Game Threading

How else could I play sounds simultaneously???

Since the audio is buffered each threads will only be active a very short time to fill the buffers.

This.

I was speaking in general…I assume you don’t disagree. A sound per thread isn’t a reasonable thing.

Depends what audio api you’re using. Usually you have a high-level non-blocking api that you access in your game logic, and under the hood you have one sound thread that does sound mixing and fills audio output buffers (you might also have a single music thread if you’re decoding and/or mixing music as well).

If you’re using something like java sound then the low level mixing is hidden / done for you.

Disregarding the ‘simple’, what’s the best way to profitably multithread AI on a game with multiple permanent agents on a level (assuming that the agents all run physics code, pathfinding, conversations, animations all the time the player sees them, and if he does not, they still need to run pathfinding, and at least part of the physics code (to not fall down the floor, or kill themselves with momentum for instance).

Absolutely! Multi-threading audio code is a recipe for disaster.

Unfortunately, the low-level bit of JavaSound is about the only bit that isn’t shit! :wink: If you’re using JavaSound, you’d be better looking at a third-party library to handle the mixing on top of it. TinySound seems promising. If you need something more complex then Beads is also worth a look (and in the process of transitioning to JAudioLibs under the hood).

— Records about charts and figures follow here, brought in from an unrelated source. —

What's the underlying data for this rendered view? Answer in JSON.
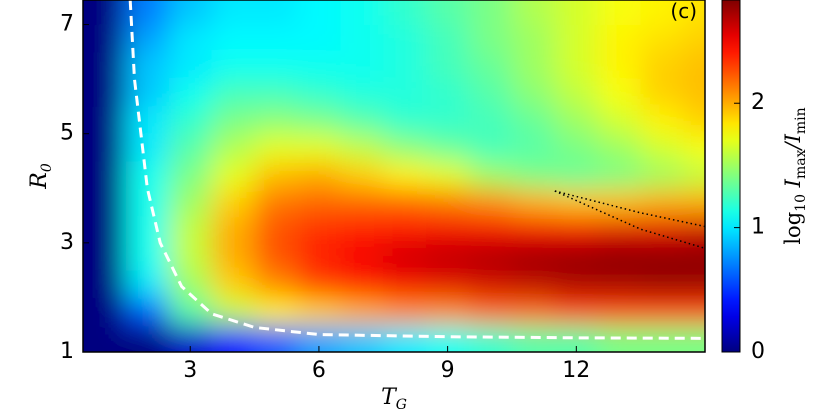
{
  "chart_data": {
    "type": "heatmap",
    "annotation": "(c)",
    "xlabel": [
      "T",
      "G"
    ],
    "ylabel": [
      "R",
      "0"
    ],
    "colorbar_label": [
      "log",
      "10",
      " I",
      "max",
      "/I",
      "min"
    ],
    "colormap": "jet",
    "xlim": [
      0.5,
      15
    ],
    "ylim": [
      1,
      7.45
    ],
    "clim": [
      0,
      2.83
    ],
    "xticks": [
      3,
      6,
      9,
      12
    ],
    "yticks": [
      1,
      3,
      5,
      7
    ],
    "cticks": [
      0,
      1,
      2
    ],
    "x": [
      1,
      2,
      3,
      4,
      5,
      6,
      7,
      8,
      9,
      10,
      11,
      12,
      13,
      14,
      15
    ],
    "y": [
      1.25,
      1.75,
      2.25,
      2.75,
      3.25,
      3.75,
      4.25,
      4.75,
      5.25,
      5.75,
      6.25,
      6.75,
      7.25
    ],
    "z": [
      [
        0,
        0,
        0.2,
        0.4,
        0.6,
        0.8,
        0.9,
        1.0,
        1.1,
        1.2,
        1.3,
        1.3,
        1.4,
        1.4,
        1.4
      ],
      [
        0,
        0.6,
        1.3,
        1.6,
        1.8,
        1.9,
        2.0,
        2.1,
        2.1,
        2.2,
        2.2,
        2.3,
        2.3,
        2.3,
        2.3
      ],
      [
        0,
        1.0,
        1.5,
        1.9,
        2.1,
        2.3,
        2.4,
        2.5,
        2.55,
        2.6,
        2.65,
        2.7,
        2.72,
        2.75,
        2.75
      ],
      [
        0,
        1.1,
        1.6,
        2.0,
        2.25,
        2.4,
        2.5,
        2.6,
        2.65,
        2.7,
        2.75,
        2.78,
        2.8,
        2.8,
        2.8
      ],
      [
        0,
        1.1,
        1.6,
        2.0,
        2.25,
        2.35,
        2.4,
        2.45,
        2.5,
        2.5,
        2.5,
        2.5,
        2.55,
        2.55,
        2.6
      ],
      [
        0,
        1.1,
        1.5,
        1.9,
        2.15,
        2.2,
        2.2,
        2.2,
        2.15,
        2.1,
        2.0,
        1.95,
        1.95,
        2.0,
        2.0
      ],
      [
        0,
        1.1,
        1.4,
        1.7,
        1.95,
        2.0,
        1.9,
        1.8,
        1.7,
        1.5,
        1.4,
        1.35,
        1.4,
        1.5,
        1.6
      ],
      [
        0,
        1.0,
        1.3,
        1.55,
        1.7,
        1.7,
        1.6,
        1.45,
        1.35,
        1.25,
        1.3,
        1.4,
        1.5,
        1.65,
        1.75
      ],
      [
        0,
        1.0,
        1.2,
        1.4,
        1.45,
        1.4,
        1.3,
        1.2,
        1.2,
        1.25,
        1.35,
        1.5,
        1.65,
        1.8,
        1.9
      ],
      [
        0,
        0.9,
        1.1,
        1.25,
        1.25,
        1.2,
        1.15,
        1.15,
        1.2,
        1.3,
        1.45,
        1.6,
        1.75,
        1.9,
        1.95
      ],
      [
        0,
        0.9,
        1.0,
        1.1,
        1.1,
        1.1,
        1.1,
        1.15,
        1.25,
        1.35,
        1.5,
        1.65,
        1.8,
        1.9,
        1.95
      ],
      [
        0,
        0.8,
        1.0,
        1.05,
        1.05,
        1.05,
        1.1,
        1.15,
        1.25,
        1.4,
        1.5,
        1.65,
        1.8,
        1.85,
        1.9
      ],
      [
        0,
        0.7,
        0.9,
        1.0,
        1.0,
        1.05,
        1.1,
        1.2,
        1.3,
        1.4,
        1.55,
        1.65,
        1.75,
        1.8,
        1.85
      ]
    ],
    "lines": [
      {
        "style": "dashed",
        "color": "#ffffff",
        "x": [
          1.6,
          1.7,
          1.85,
          2.0,
          2.3,
          2.8,
          3.5,
          4.5,
          6,
          9,
          12,
          15
        ],
        "y": [
          7.45,
          6,
          5,
          4,
          3,
          2.2,
          1.7,
          1.45,
          1.32,
          1.28,
          1.26,
          1.25
        ]
      },
      {
        "style": "dotted",
        "color": "#000000",
        "x": [
          11.5,
          12.5,
          13.5,
          15
        ],
        "y": [
          3.95,
          3.75,
          3.55,
          3.3
        ]
      },
      {
        "style": "dotted",
        "color": "#000000",
        "x": [
          11.5,
          12.5,
          13.5,
          15
        ],
        "y": [
          3.95,
          3.6,
          3.25,
          2.9
        ]
      }
    ]
  }
}
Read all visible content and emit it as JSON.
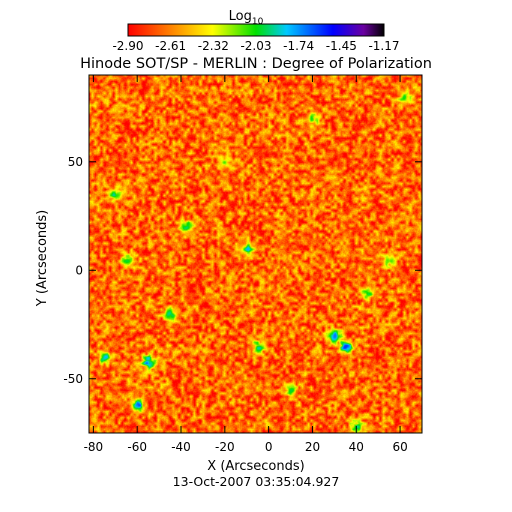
{
  "colorbar": {
    "label_main": "Log",
    "label_sub": "10",
    "ticks": [
      "-2.90",
      "-2.61",
      "-2.32",
      "-2.03",
      "-1.74",
      "-1.45",
      "-1.17"
    ],
    "range": [
      -2.9,
      -1.17
    ],
    "colors": [
      "#ff0000",
      "#ff8c00",
      "#ffff00",
      "#00e000",
      "#00c8ff",
      "#0000ff",
      "#000000"
    ]
  },
  "chart_data": {
    "type": "heatmap",
    "title": "Hinode SOT/SP - MERLIN : Degree of Polarization",
    "xlabel": "X (Arcseconds)",
    "ylabel": "Y (Arcseconds)",
    "xlim": [
      -82,
      70
    ],
    "ylim": [
      -75,
      90
    ],
    "xticks": [
      -80,
      -60,
      -40,
      -20,
      0,
      20,
      40,
      60
    ],
    "yticks": [
      -50,
      0,
      50
    ],
    "value_range": [
      -2.9,
      -1.17
    ],
    "grid": false,
    "background_level": -2.75,
    "features": [
      {
        "x": -60,
        "y": -62,
        "value": -1.6
      },
      {
        "x": -55,
        "y": -42,
        "value": -1.6
      },
      {
        "x": -38,
        "y": 20,
        "value": -1.7
      },
      {
        "x": -10,
        "y": 10,
        "value": -1.8
      },
      {
        "x": 20,
        "y": 70,
        "value": -2.0
      },
      {
        "x": 30,
        "y": -30,
        "value": -1.7
      },
      {
        "x": 35,
        "y": -35,
        "value": -1.6
      },
      {
        "x": 45,
        "y": -10,
        "value": -1.9
      },
      {
        "x": 40,
        "y": -72,
        "value": -1.9
      },
      {
        "x": -75,
        "y": -40,
        "value": -1.8
      },
      {
        "x": -70,
        "y": 35,
        "value": -1.9
      },
      {
        "x": 55,
        "y": 5,
        "value": -2.0
      },
      {
        "x": -20,
        "y": 50,
        "value": -2.1
      },
      {
        "x": 10,
        "y": -55,
        "value": -2.0
      },
      {
        "x": -45,
        "y": -20,
        "value": -1.9
      },
      {
        "x": 62,
        "y": 80,
        "value": -2.0
      },
      {
        "x": -5,
        "y": -35,
        "value": -1.9
      },
      {
        "x": -65,
        "y": 5,
        "value": -2.0
      }
    ]
  },
  "timestamp": "13-Oct-2007 03:35:04.927"
}
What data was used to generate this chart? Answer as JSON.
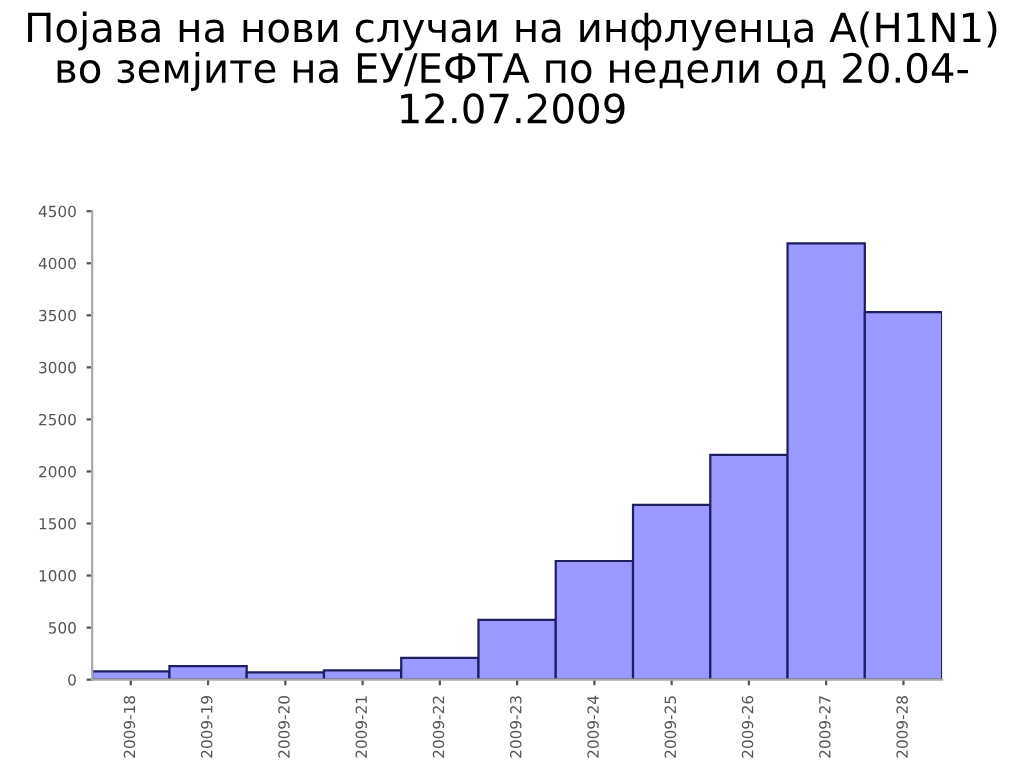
{
  "chart_data": {
    "type": "bar",
    "title": "Појава на нови случаи на инфлуенца A(H1N1)\nво земјите на ЕУ/ЕФТА по недели од 20.04-\n12.07.2009",
    "categories": [
      "2009-18",
      "2009-19",
      "2009-20",
      "2009-21",
      "2009-22",
      "2009-23",
      "2009-24",
      "2009-25",
      "2009-26",
      "2009-27",
      "2009-28"
    ],
    "values": [
      80,
      130,
      70,
      90,
      210,
      575,
      1140,
      1680,
      2160,
      4190,
      3530
    ],
    "color": "#9999ff",
    "ylim": [
      0,
      4500
    ],
    "yticks": [
      0,
      500,
      1000,
      1500,
      2000,
      2500,
      3000,
      3500,
      4000,
      4500
    ],
    "grid": false
  }
}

The route to profitable multithreading would seem to be:

  1. Use FBOs and VBOs in OpenGL exclusively, and use glMapBuffer() to get the buffers and write into them when you’re doing your drawing. This parallelises the GPU and CPU load for free! All your OpenGL calls return instantly, leaving your game to do all its thinking.

  2. Rely on the fact that Java already has a couple of background threads doing stuff for you which you probably don’t even realise - the JIT compiler and some GC work. That’s a small win right there for no effort whatsoever. Your game is already multithreaded!

  3. All your networking code will be running on another thread or two somewhere, if you’ve got any; if you’re on a dualcore system only, then while one core is very busy making games run and feeding morsels to the GPU, the other core will be very happy taking care of all the little but important jobs without causing any hiccups, like the JIT, GC, networking, OS work, etc.

  4. Your sound mixing and music decoding will also be using up a bit of time on another core.

  5. Should you still find yourself a spare core lying around with nothing to do most of the time, you are in a world of pain attempting to parallelize your game logic in such a way that won’t either cause deadlocks, inconsistent state, or stalls. Here the gain:pain ratio is significantly poor enough to seriously reconsider whether you are spending your time wisely.